Search code examples
rweb-scrapingrvest

Correct div.class combination when scraping with rvest


I want to pull out the list of constituencies in the table on this website using rvest: https://labour.org.uk/activist-hub/governance-and-legal-hub/selections/parliamentary-candidate-application-form/

This is what I have so far, which kind of gets me what I want:

open <- rvest::read_html('https://labour.org.uk/activist-hub/governance-and-legal-hub/selections/parliamentary-candidate-application-form/')

open %>% 
   html_nodes("div.col")

Which currently returns this:

{xml_nodeset (14)}
 [1] <div class="col" style="width:30%">\n        \t\t\t\t\t\t\t\tSeat        \t\t\t\t\t\t\t</div>
 [2] <div class="col" style="width:70%">\n        \t\t\t\t\t\t\t\tDeadline        \t\t\t\t\t\t\t</div>
 [3] <div class="col" style="width:30%">\n\t        \t\t\t\t\t\t\t\t\t\t<h6>Blackpool North and Fleetwood</h6>\n\t        \t\t\t\t\t\t\t\t\t</div>
 [4] <div class="col" style="width:70%">\n\t        \t\t\t\t\t\t\t\t\t\t<ul>\n<li>12 Noon, Thursday 6 July</li>\t\t        \t\t\t\t\t\t\t\t\t</ul>\n</div>
 [5] <div class="col" style="width:30%">\n\t        \t\t\t\t\t\t\t\t\t\t<h6>Caerfryddin</h6>\n\t        \t\t\t\t\t\t\t\t\t</div>
 [6] <div class="col" style="width:70%">\n\t        \t\t\t\t\t\t\t\t\t\t<ul>\n<li>12 Noon, Friday 7 July</li>\t\t        \t\t\t\t\t\t\t\t\t</ul>\n</div>
 [7] <div class="col" style="width:30%">\n\t        \t\t\t\t\t\t\t\t\t\t<h6>Great Yarmouth</h6>\n\t        \t\t\t\t\t\t\t\t\t</div>
 [8] <div class="col" style="width:70%">\n\t        \t\t\t\t\t\t\t\t\t\t<ul>\n<li>12 Noon, Thursday 6 July</li>\t\t        \t\t\t\t\t\t\t\t\t</ul>\n</div>
 [9] <div class="col" style="width:30%">\n\t        \t\t\t\t\t\t\t\t\t\t<h6>Hemel Hempstead</h6>\n\t        \t\t\t\t\t\t\t\t\t</div>
[10] <div class="col" style="width:70%">\n\t        \t\t\t\t\t\t\t\t\t\t<ul>\n<li>12 Noon, Thursday 6 July</li>\t\t        \t\t\t\t\t\t\t\t\t</ul>\n</div>
[11] <div class="col" style="width:30%">\n\t        \t\t\t\t\t\t\t\t\t\t<h6>Leeds South West and Morley</h6>\n\t        \t\t\t\t\t\t\t\t\t</div>
[12] <div class="col" style="width:70%">\n\t        \t\t\t\t\t\t\t\t\t\t<ul>\n<li>12 Noon, Thursday 6 July</li>\t\t        \t\t\t\t\t\t\t\t\t</ul>\n</div>
[13] <div class="col" style="width:30%">\n\t        \t\t\t\t\t\t\t\t\t\t<h6>South Derbyshire</h6>\n\t        \t\t\t\t\t\t\t\t\t</div>
[14] <div class="col" style="width:70%">\n\t        \t\t\t\t\t\t\t\t\t\t<ul>\n<li>12 Noon, Thursday 6 July</li>\t\t        \t\t\t\t\t\t\t\t\t</ul>\n</div>

What I want is a clean tibble that includes the constituency name in one column and the date in the second column.

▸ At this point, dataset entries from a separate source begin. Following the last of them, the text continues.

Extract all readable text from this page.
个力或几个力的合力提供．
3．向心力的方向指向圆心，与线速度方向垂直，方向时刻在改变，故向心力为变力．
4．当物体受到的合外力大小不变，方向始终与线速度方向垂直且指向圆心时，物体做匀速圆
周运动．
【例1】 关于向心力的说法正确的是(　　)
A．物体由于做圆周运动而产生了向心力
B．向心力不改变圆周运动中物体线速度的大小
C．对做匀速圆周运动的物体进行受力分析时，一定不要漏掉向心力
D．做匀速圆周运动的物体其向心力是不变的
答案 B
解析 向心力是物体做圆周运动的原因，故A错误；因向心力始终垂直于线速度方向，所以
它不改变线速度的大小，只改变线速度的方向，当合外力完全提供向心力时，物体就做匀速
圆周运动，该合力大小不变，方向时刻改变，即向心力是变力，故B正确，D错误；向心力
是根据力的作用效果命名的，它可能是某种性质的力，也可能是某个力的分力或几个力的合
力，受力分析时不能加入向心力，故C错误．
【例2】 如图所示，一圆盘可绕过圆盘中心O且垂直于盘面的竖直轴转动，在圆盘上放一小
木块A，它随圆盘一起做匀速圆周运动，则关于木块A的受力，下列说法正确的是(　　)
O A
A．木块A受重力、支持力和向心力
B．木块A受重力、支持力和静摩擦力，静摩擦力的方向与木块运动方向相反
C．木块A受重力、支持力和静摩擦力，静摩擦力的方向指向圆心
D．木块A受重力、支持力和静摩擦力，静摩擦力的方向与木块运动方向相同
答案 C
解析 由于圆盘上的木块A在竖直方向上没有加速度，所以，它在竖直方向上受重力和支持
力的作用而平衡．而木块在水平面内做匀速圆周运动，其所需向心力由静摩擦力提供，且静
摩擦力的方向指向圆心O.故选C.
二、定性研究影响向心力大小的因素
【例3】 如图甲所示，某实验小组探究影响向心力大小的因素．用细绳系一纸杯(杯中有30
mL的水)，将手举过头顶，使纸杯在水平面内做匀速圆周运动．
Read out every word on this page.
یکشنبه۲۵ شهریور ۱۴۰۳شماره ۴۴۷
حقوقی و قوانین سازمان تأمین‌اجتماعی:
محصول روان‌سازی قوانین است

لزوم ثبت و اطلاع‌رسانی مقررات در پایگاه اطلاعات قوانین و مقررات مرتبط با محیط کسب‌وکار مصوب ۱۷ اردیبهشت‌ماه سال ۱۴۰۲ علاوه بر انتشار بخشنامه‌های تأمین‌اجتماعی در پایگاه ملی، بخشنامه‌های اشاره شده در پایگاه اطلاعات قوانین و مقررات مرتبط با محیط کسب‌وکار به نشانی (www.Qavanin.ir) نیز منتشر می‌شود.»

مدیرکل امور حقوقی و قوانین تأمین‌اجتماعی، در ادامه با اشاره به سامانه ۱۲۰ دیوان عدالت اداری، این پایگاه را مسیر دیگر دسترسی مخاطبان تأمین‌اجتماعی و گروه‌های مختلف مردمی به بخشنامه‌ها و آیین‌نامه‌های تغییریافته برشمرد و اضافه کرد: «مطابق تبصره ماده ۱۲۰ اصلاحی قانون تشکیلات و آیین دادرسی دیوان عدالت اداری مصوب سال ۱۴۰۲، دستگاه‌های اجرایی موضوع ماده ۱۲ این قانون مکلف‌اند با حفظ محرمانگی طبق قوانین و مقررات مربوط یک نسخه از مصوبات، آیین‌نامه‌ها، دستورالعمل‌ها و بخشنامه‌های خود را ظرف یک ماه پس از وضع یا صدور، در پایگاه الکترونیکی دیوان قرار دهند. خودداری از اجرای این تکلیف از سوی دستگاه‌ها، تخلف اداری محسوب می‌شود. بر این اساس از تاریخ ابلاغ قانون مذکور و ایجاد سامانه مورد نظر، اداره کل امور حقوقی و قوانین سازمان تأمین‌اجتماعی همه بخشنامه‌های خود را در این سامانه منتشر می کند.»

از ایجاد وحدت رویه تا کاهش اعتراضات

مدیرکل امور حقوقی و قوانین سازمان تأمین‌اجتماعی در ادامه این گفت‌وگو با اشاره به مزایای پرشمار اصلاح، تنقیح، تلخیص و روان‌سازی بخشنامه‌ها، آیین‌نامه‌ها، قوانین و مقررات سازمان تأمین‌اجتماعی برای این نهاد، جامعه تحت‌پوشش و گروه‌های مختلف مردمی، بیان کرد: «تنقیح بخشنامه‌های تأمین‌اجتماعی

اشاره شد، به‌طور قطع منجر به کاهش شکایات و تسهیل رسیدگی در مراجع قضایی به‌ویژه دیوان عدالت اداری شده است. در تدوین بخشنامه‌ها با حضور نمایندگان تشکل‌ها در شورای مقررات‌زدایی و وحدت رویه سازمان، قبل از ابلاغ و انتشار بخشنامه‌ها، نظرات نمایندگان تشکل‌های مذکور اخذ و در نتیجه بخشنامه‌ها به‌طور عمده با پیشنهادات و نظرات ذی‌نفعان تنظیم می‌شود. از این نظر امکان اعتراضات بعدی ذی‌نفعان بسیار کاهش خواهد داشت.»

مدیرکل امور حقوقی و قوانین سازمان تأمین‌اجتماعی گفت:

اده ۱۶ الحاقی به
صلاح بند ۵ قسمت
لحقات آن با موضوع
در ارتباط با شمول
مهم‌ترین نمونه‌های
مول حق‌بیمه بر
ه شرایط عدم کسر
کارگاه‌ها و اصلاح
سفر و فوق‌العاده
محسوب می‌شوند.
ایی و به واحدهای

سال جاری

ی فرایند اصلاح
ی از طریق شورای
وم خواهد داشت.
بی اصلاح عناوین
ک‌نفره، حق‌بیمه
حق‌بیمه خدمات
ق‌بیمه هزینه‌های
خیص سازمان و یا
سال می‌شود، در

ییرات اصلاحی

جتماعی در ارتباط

Can anyone give me some pointers on the correct css selector please?


Solution

  • You did all of the hard work. Now it is just a matter of separating the 'style="width:30%"' from the 'style="width:70%"'. There are a couple ways of doing this.
    Below I look at the "style" attribute and separate them into 2 different vectors which I create the final answer from. I needed to delete the first row since that contained the column names.

    library(dplyr)
    library(rvest)
    
    open <- read_html('https://labour.org.uk/activist-hub/governance-and-legal-hub/selections/parliamentary-candidate-application-form/')
    
    nodes <- open %>% html_nodes("div.col")
    
    seat <- nodes[html_attr(nodes, "style") == "width:30%" ] %>% html_text() %>% trimws()
    deadline <- nodes[html_attr(nodes, "style") == "width:70%" ] %>% html_text() %>% trimws()
    
    data.frame(seat, deadline)[-1,]
                               seat                 deadline
    1 Blackpool North and Fleetwood 12 Noon, Thursday 6 July
    2                   Caerfryddin   12 Noon, Friday 7 July
    3                Great Yarmouth 12 Noon, Thursday 6 July
    4               Hemel Hempstead 12 Noon, Thursday 6 July
    5   Leeds South West and Morley 12 Noon, Thursday 6 July
    6              South Derbyshire 12 Noon, Thursday 6 July